In recent years, there has been a veritable explosion in the SBP concept. The SBP framework has been applied to nodal discontinuous and continuous Galerkin methods, the flux-reconstruction method, and has been shown to have a subcell finite-volume interpretation. The SBP concept has been extended to non-tensor nodal distributions thereby introducing the ability to construct SBP schemes on unstructured tetrahedral meshes. Nonlinearly robust schemes have been constructed by enforcing discrete entropy stability. SBP schemes on nonconforming meshes that remain conservative and stable have been developed. Dual-consistent schemes have been developed that lead to superconvergent functional estimates, etc. In summary, the SBP concept enables the construction of flexible and robust numerical methods that have advantageous properties within a rigorous mathematical framework.
In this talk I will give a brief introduction to the SBP concept, starting with the tensor-product variety and its various flavors. I will then show how these ideas extend to non-tensor nodal distributions and will finish with some remarks on nonlinear stability.

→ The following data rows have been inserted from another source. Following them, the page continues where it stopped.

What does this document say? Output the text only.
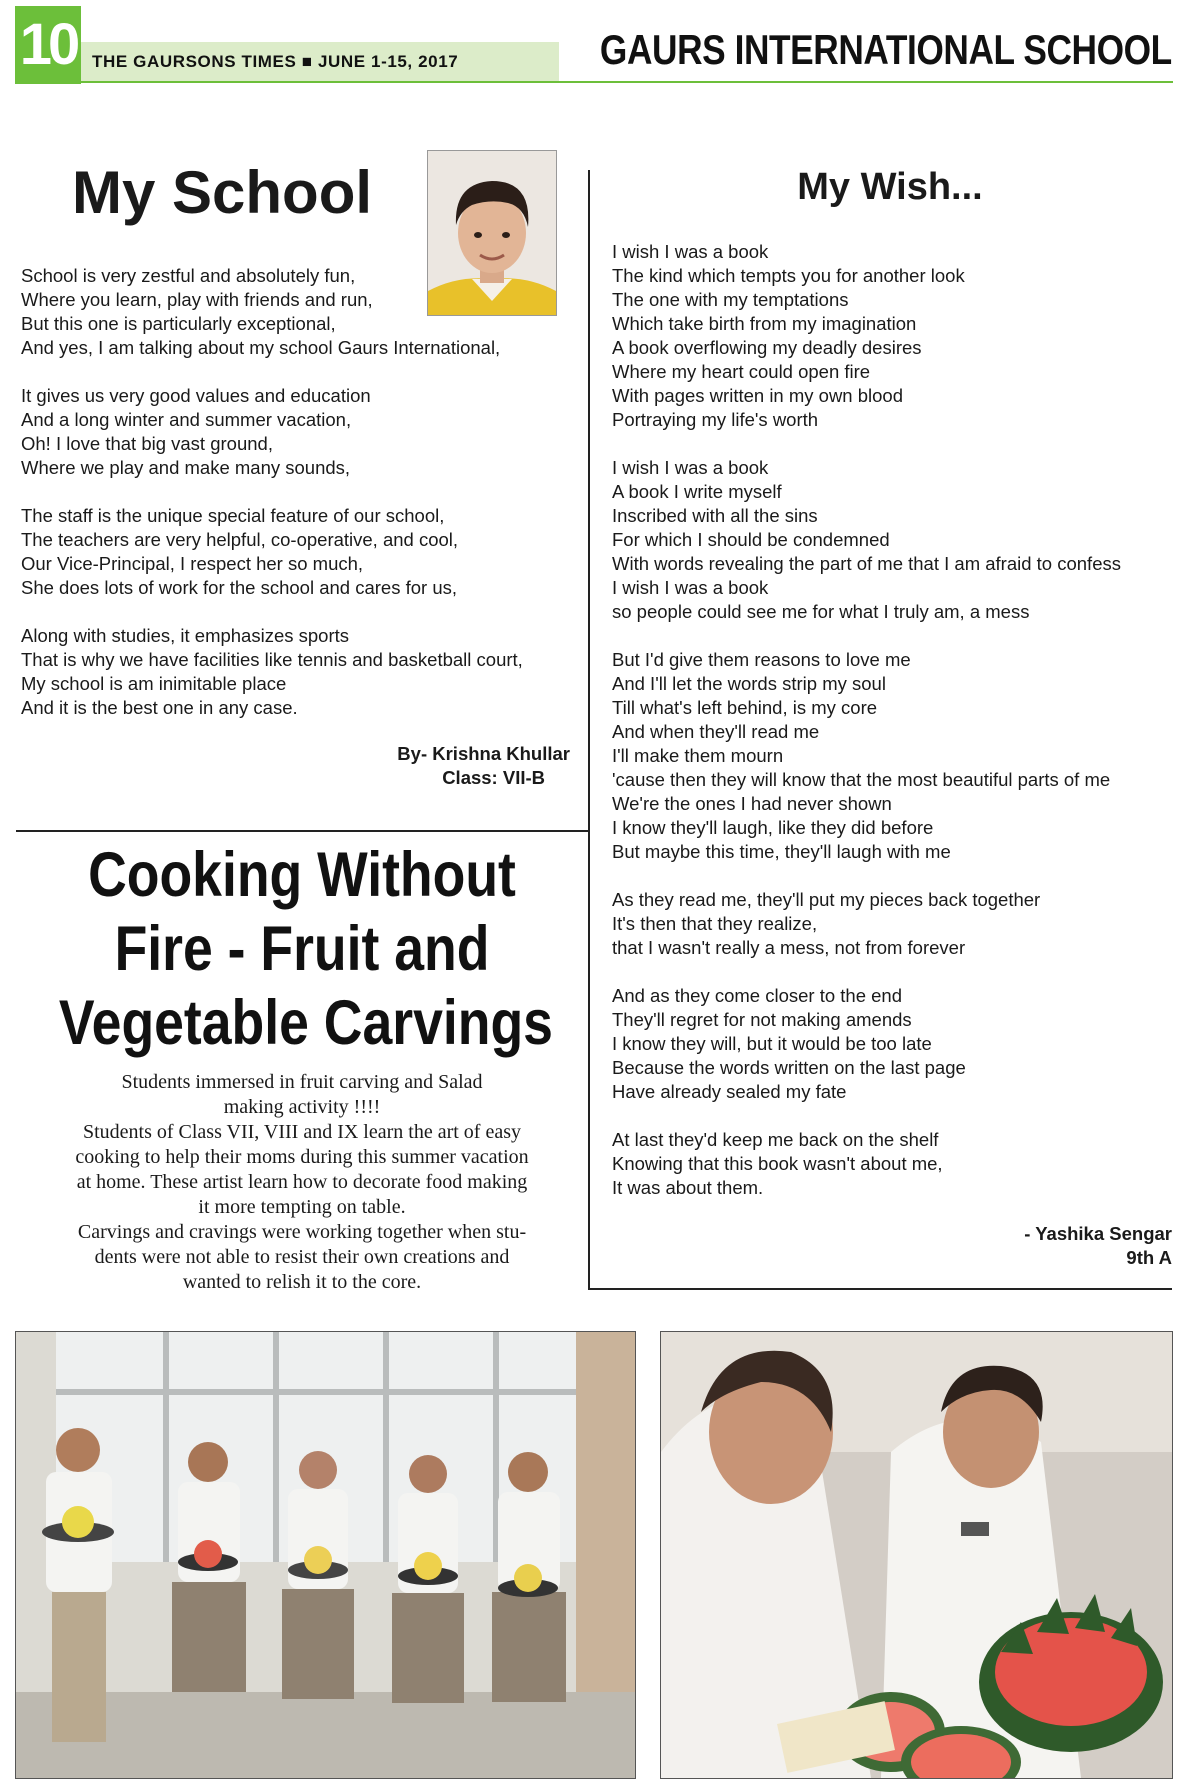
10 THE GAURSONS TIMES ■ JUNE 1-15, 2017	GAURS INTERNATIONAL SCHOOL
My School
School is very zestful and absolutely fun,
Where you learn, play with friends and run,
But this one is particularly exceptional,
And yes, I am talking about my school Gaurs International,
It gives us very good values and education
And a long winter and summer vacation,
Oh! I love that big vast ground,
Where we play and make many sounds,
The staff is the unique special feature of our school,
The teachers are very helpful, co-operative, and cool,
Our Vice-Principal, I respect her so much,
She does lots of work for the school and cares for us,
Along with studies, it emphasizes sports
That is why we have facilities like tennis and basketball court,
My school is am inimitable place
And it is the best one in any case.
By- Krishna Khullar
Class: VII-B
Cooking Without
Fire - Fruit and
Vegetable Carvings
Students immersed in fruit carving and Salad
making activity !!!!
Students of Class VII, VIII and IX learn the art of easy
cooking to help their moms during this summer vacation
at home. These artist learn how to decorate food making
it more tempting on table.
Carvings and cravings were working together when stu-
dents were not able to resist their own creations and
wanted to relish it to the core.
My Wish...
I wish I was a book
The kind which tempts you for another look
The one with my temptations
Which take birth from my imagination
A book overflowing my deadly desires
Where my heart could open fire
With pages written in my own blood
Portraying my life's worth
I wish I was a book
A book I write myself
Inscribed with all the sins
For which I should be condemned
With words revealing the part of me that I am afraid to confess
I wish I was a book
so people could see me for what I truly am, a mess
But I'd give them reasons to love me
And I'll let the words strip my soul
Till what's left behind, is my core
And when they'll read me
I'll make them mourn
'cause then they will know that the most beautiful parts of me
We're the ones I had never shown
I know they'll laugh, like they did before
But maybe this time, they'll laugh with me
As they read me, they'll put my pieces back together
It's then that they realize,
that I wasn't really a mess, not from forever
And as they come closer to the end
They'll regret for not making amends
I know they will, but it would be too late
Because the words written on the last page
Have already sealed my fate
At last they'd keep me back on the shelf
Knowing that this book wasn't about me,
It was about them.
- Yashika Sengar
9th A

Bio: Dr. David Del Rey Fernández obtained his PhD in aerospace engineering from the University of Toronto Institute for Aerospace Studies (UTIAS) in 2015. He remained at UTIAS until December 2016 as a Postdoctoral Fellow and lecturer. Currently he is a Postdoctoral Fellow at NIA and NASA LaRC in the Computational AeroScience Branch. His research interests revolve around the development of flexible and robust high-order numerical methods for the solution of partial differential equations. Currently he is working on developing architecture-aware nonlinearly stable summation-by-parts methods applicable to structured and unstructured meshes that retain their conservation and nonlinear stability properties under various adaptive strategies such as AMR.